Dude you called me last night to let me listen to you piss in a cup and drink it. Just making sure you survived
don't ever try to run hungover. just puked mid-run in front of an old couple that were going for a walk. they were horrified.
He's having a heart to heart coversation with the keg about what he should do with his life.
They broke our car window and then wrote "great night" on the next
I swear to god....if you can give yourself a brazilian you can take a fucking bullet
How do you politely tell a guy that you only kissed him so he would shut the fuck up?
It is 5:00PM and I'm just now putting on underwear.
I just need some of your time and all of your body.

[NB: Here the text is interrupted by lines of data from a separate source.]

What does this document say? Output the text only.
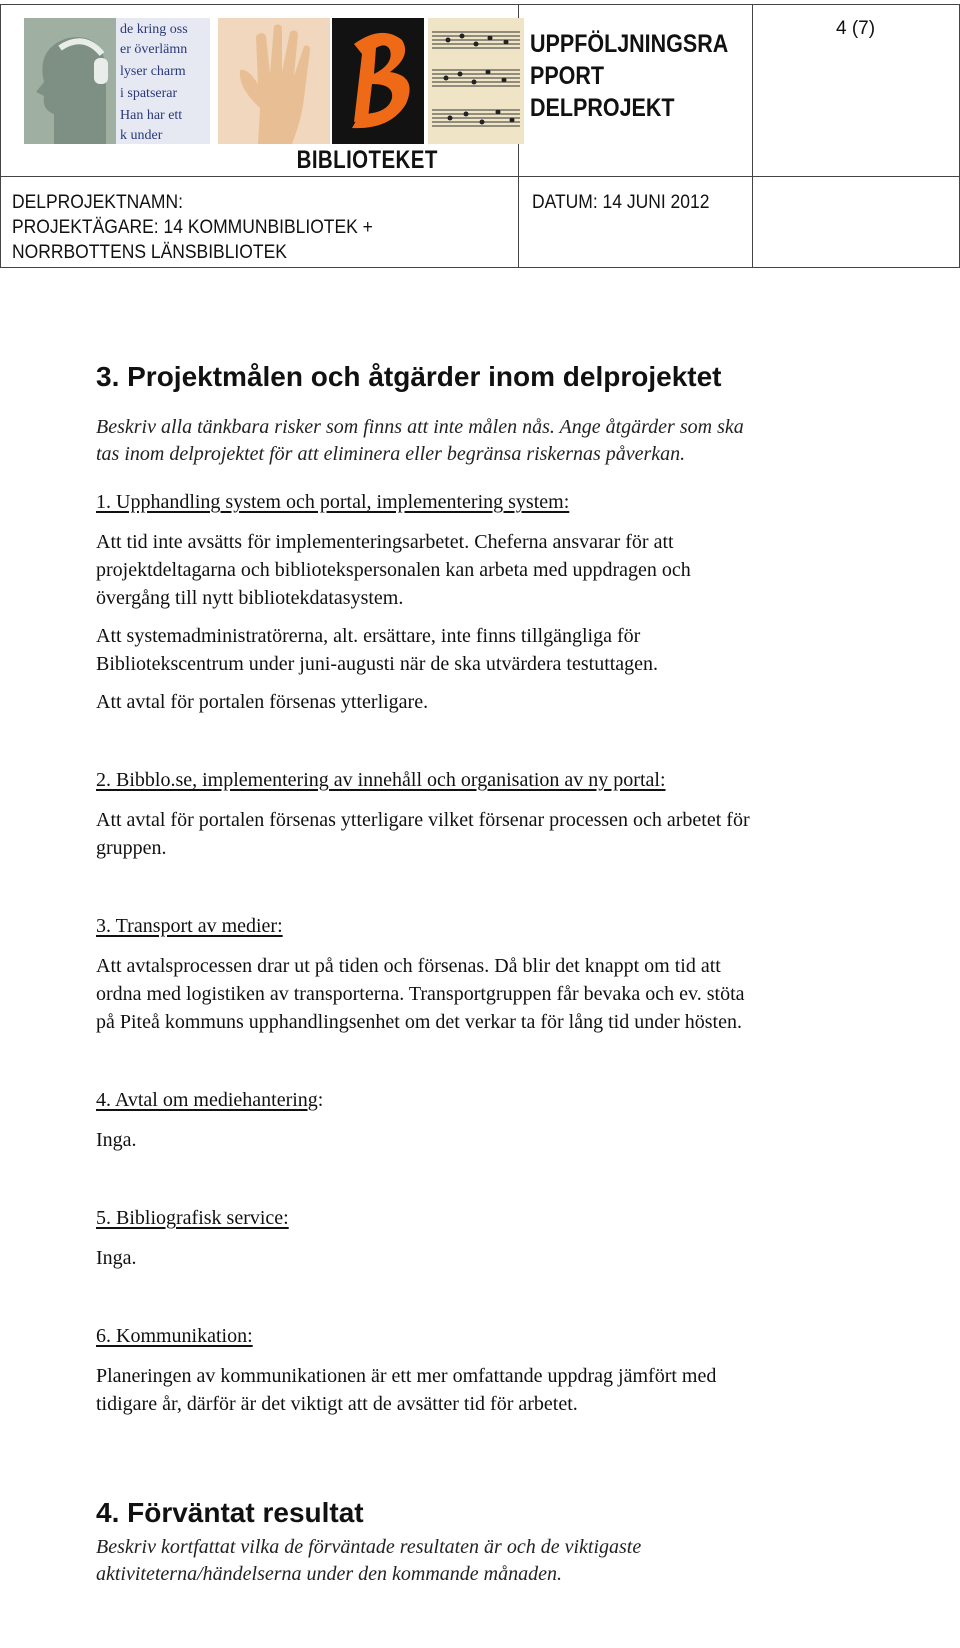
de kring oss
er överlämn
lyser charm
i spatserar
Han har ett
k under
BIBLIOTEKET
UPPFÖLJNINGSRA
PPORT
DELPROJEKT
4 (7)
DELPROJEKTNAMN:
PROJEKTÄGARE: 14 KOMMUNBIBLIOTEK +
NORRBOTTENS LÄNSBIBLIOTEK
DATUM: 14 JUNI 2012
3. Projektmålen och åtgärder inom delprojektet

Beskriv alla tänkbara risker som finns att inte målen nås. Ange åtgärder som ska

tas inom delprojektet för att eliminera eller begränsa riskernas påverkan.

1. Upphandling system och portal, implementering system:

Att tid inte avsätts för implementeringsarbetet. Cheferna ansvarar för att

projektdeltagarna och bibliotekspersonalen kan arbeta med uppdragen och

övergång till nytt bibliotekdatasystem.

Att systemadministratörerna, alt. ersättare, inte finns tillgängliga för

Bibliotekscentrum under juni-augusti när de ska utvärdera testuttagen.

Att avtal för portalen försenas ytterligare.

2. Bibblo.se, implementering av innehåll och organisation av ny portal:

Att avtal för portalen försenas ytterligare vilket försenar processen och arbetet för

gruppen.

3. Transport av medier:

Att avtalsprocessen drar ut på tiden och försenas. Då blir det knappt om tid att

ordna med logistiken av transporterna. Transportgruppen får bevaka och ev. stöta

på Piteå kommuns upphandlingsenhet om det verkar ta för lång tid under hösten.

4. Avtal om mediehantering:

Inga.

5. Bibliografisk service:

Inga.

6. Kommunikation:

Planeringen av kommunikationen är ett mer omfattande uppdrag jämfört med

tidigare år, därför är det viktigt att de avsätter tid för arbetet.

4. Förväntat resultat

Beskriv kortfattat vilka de förväntade resultaten är och de viktigaste

aktiviteterna/händelserna under den kommande månaden.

His cat just sat there and simultaneously bobbed his head up and down while I blew him
What's the best way to tell a guy he can call me when his impending divorce is finalized?
Do you think my laundromat will notice that the bloodstain on my sheets is in the shape of a face?
but dude how did I get so drunk?
Pretty sure it happened right after you poured a shot of Wild Turkey into your Budweiser, chugged it, and screamed "I. NEVER. BACK. DOWN!"
We couldnt find you anywhere and when you finally answered your phone all you said was "im safe"
The next morning I found her spread eagle asleep on the living room floor and he was asleep with his head in her crotch. I needed a ride and had to wake them up.